The country’s central bank had to extend operating hours during which foreign lenders can wire money to Turkey to allow them more time, but some lenders were still unable to close their positions, the official said.
Those foreign lenders that made a bet on a swift depreciation in the currency are now paying a price after precautions taken by the nation’s banking regulator and the central bank, another Turkish official said. The people asked not to be named in line with restrictions that ban civil servants from speaking to the media.
The government-backed measures, which resulted in an increase in the overnight cost of borrowing in liras, are meant to be temporary and Turkish policy makers remain fully committed to a freely-floating currency, the official said.
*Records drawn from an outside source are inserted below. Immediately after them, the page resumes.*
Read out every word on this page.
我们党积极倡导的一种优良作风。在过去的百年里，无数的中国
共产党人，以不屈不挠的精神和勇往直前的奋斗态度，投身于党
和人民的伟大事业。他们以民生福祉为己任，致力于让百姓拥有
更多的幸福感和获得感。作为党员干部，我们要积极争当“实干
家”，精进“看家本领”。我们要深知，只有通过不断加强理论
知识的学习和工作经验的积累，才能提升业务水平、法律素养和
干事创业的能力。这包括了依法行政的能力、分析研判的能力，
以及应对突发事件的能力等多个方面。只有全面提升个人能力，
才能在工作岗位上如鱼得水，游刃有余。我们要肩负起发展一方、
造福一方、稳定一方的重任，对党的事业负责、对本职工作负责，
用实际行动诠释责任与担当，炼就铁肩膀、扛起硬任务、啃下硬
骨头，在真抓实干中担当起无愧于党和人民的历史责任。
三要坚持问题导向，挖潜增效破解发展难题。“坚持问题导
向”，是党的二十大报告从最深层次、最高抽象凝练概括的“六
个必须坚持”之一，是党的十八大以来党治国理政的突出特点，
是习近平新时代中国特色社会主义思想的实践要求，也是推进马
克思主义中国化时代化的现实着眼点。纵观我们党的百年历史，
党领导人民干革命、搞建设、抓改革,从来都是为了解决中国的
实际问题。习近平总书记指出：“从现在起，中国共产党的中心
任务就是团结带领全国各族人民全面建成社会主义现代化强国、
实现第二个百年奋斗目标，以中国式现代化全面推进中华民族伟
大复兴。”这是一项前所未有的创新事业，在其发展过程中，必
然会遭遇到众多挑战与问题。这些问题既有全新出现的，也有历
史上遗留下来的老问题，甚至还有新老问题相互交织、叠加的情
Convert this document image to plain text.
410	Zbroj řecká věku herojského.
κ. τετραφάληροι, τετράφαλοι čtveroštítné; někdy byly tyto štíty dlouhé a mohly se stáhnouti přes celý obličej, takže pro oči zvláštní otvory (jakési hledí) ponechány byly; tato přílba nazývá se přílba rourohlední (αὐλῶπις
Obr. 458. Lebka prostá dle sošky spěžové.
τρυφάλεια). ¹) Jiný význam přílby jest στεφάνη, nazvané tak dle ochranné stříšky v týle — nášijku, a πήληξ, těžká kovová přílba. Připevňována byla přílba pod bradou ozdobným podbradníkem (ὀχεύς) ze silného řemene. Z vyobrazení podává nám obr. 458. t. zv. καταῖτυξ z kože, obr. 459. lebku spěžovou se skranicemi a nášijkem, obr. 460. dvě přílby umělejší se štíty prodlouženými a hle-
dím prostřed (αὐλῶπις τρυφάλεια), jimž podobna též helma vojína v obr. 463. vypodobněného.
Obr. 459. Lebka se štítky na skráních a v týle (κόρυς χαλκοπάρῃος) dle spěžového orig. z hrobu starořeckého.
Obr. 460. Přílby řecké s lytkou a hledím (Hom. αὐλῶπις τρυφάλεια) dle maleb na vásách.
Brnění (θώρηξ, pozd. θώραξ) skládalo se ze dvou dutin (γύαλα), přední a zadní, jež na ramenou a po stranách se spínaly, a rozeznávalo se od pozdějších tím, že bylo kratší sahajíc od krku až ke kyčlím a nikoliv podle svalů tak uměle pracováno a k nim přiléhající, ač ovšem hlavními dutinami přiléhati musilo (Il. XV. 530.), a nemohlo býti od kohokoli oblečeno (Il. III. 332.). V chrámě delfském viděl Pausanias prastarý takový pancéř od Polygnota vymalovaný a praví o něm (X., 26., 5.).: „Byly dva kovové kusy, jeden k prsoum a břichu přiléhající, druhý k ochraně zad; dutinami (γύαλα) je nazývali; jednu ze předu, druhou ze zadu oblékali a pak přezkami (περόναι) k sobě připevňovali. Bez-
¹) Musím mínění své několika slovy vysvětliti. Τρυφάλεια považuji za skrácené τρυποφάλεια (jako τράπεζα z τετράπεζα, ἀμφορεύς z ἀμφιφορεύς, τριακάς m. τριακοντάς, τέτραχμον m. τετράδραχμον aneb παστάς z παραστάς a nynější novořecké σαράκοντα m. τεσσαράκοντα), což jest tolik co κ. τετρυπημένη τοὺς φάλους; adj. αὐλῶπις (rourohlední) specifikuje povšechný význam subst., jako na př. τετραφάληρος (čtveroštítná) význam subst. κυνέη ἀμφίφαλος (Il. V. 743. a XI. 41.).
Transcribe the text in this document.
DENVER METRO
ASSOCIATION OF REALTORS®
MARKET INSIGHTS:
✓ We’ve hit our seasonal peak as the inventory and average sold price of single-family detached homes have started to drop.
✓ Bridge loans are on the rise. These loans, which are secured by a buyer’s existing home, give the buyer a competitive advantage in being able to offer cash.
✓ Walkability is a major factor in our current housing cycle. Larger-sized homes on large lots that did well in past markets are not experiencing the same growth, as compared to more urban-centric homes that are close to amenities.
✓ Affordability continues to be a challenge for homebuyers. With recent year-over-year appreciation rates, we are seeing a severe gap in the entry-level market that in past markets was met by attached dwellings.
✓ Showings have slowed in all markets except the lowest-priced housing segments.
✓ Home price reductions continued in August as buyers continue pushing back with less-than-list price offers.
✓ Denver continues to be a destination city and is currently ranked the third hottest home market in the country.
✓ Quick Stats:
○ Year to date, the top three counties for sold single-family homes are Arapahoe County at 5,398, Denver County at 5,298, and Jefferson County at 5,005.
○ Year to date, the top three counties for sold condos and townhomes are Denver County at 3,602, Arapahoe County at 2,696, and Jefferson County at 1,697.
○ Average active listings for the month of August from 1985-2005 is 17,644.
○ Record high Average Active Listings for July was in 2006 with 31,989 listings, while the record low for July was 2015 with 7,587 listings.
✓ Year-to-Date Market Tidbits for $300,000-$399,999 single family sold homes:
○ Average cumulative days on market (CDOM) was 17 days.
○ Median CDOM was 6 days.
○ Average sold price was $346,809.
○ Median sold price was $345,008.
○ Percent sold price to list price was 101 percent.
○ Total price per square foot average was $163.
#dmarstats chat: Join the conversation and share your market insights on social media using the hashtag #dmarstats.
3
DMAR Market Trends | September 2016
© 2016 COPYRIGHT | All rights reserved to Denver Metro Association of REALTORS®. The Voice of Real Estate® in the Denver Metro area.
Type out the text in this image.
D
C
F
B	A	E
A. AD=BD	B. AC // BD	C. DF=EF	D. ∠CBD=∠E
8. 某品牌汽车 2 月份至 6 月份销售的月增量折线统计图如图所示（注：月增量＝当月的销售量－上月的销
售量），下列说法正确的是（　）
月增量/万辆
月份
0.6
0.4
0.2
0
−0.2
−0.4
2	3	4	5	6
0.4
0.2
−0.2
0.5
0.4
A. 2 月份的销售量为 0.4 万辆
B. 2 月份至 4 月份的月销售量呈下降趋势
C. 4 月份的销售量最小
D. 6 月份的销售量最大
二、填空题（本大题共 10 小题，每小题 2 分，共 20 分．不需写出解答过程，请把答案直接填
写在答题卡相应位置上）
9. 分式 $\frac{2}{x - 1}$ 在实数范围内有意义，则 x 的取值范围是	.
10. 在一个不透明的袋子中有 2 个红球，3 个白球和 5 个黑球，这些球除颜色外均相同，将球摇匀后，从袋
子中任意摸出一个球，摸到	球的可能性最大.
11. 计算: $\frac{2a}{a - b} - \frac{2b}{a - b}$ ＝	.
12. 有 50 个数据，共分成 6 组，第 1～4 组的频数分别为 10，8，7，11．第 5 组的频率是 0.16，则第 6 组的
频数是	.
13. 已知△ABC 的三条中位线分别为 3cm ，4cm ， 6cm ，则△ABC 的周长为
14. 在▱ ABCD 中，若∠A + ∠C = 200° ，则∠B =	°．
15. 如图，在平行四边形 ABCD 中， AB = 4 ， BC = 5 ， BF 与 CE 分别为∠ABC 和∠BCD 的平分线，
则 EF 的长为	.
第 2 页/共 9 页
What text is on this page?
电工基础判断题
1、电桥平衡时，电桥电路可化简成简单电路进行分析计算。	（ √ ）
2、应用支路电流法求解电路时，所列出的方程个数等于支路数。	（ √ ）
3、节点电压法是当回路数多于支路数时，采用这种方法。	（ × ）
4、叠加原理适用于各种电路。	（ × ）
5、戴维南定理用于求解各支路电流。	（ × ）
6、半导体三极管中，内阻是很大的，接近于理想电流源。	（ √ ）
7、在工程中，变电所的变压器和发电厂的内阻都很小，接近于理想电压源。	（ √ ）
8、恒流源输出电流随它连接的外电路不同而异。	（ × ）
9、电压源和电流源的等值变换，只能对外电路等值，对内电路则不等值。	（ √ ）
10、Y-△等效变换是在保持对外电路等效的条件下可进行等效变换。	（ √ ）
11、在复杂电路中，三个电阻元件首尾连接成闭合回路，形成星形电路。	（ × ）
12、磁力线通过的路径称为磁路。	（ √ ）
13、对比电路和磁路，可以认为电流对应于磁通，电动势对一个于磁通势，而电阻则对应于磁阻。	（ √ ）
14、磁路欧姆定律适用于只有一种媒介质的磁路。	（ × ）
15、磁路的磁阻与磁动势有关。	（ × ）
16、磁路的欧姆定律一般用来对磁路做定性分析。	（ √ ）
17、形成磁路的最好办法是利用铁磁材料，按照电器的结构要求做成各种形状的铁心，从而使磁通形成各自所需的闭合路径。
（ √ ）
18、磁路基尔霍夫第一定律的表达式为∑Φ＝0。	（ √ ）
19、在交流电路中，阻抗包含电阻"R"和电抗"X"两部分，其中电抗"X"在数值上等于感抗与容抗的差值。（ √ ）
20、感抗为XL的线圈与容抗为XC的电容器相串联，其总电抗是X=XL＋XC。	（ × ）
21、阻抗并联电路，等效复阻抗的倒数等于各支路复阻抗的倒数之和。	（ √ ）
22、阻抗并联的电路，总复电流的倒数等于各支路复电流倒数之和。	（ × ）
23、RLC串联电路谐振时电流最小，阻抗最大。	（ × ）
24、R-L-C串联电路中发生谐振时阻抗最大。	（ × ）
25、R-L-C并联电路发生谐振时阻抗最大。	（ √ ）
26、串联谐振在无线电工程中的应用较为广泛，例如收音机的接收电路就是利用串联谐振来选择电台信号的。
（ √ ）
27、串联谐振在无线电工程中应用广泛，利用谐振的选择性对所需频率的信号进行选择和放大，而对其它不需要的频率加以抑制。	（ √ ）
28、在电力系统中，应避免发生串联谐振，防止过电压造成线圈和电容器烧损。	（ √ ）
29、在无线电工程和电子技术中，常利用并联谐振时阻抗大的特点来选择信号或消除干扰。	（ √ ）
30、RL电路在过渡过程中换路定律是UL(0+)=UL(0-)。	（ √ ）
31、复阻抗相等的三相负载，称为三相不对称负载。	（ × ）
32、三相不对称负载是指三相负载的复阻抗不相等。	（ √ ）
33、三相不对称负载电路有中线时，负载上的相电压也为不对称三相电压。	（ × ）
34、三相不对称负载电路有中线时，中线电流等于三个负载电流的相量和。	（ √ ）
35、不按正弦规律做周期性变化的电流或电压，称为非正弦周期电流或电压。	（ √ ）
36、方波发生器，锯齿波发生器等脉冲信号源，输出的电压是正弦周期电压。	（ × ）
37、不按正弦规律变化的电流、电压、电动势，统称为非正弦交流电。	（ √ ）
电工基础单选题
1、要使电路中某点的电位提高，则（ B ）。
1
By engineering a squeeze on lira liquidity that made it near impossible for investors to move in and out easily, Turkish authorities averted a currency slide before municipal elections on March 31.
But warning signs are still flashing for other Turkish assets: credit-default swaps spiked as much 40 basis points to the highest since September and the cost of borrowing the lira overnight in the offshore market rocketed at one point to 1,200 percent.
While Turkey won’t abandon the principles of free markets, policy makers including the banking regulator will act to prevent any excessive depreciation in the currency even after the elections should the lira come under another attack, the second official said.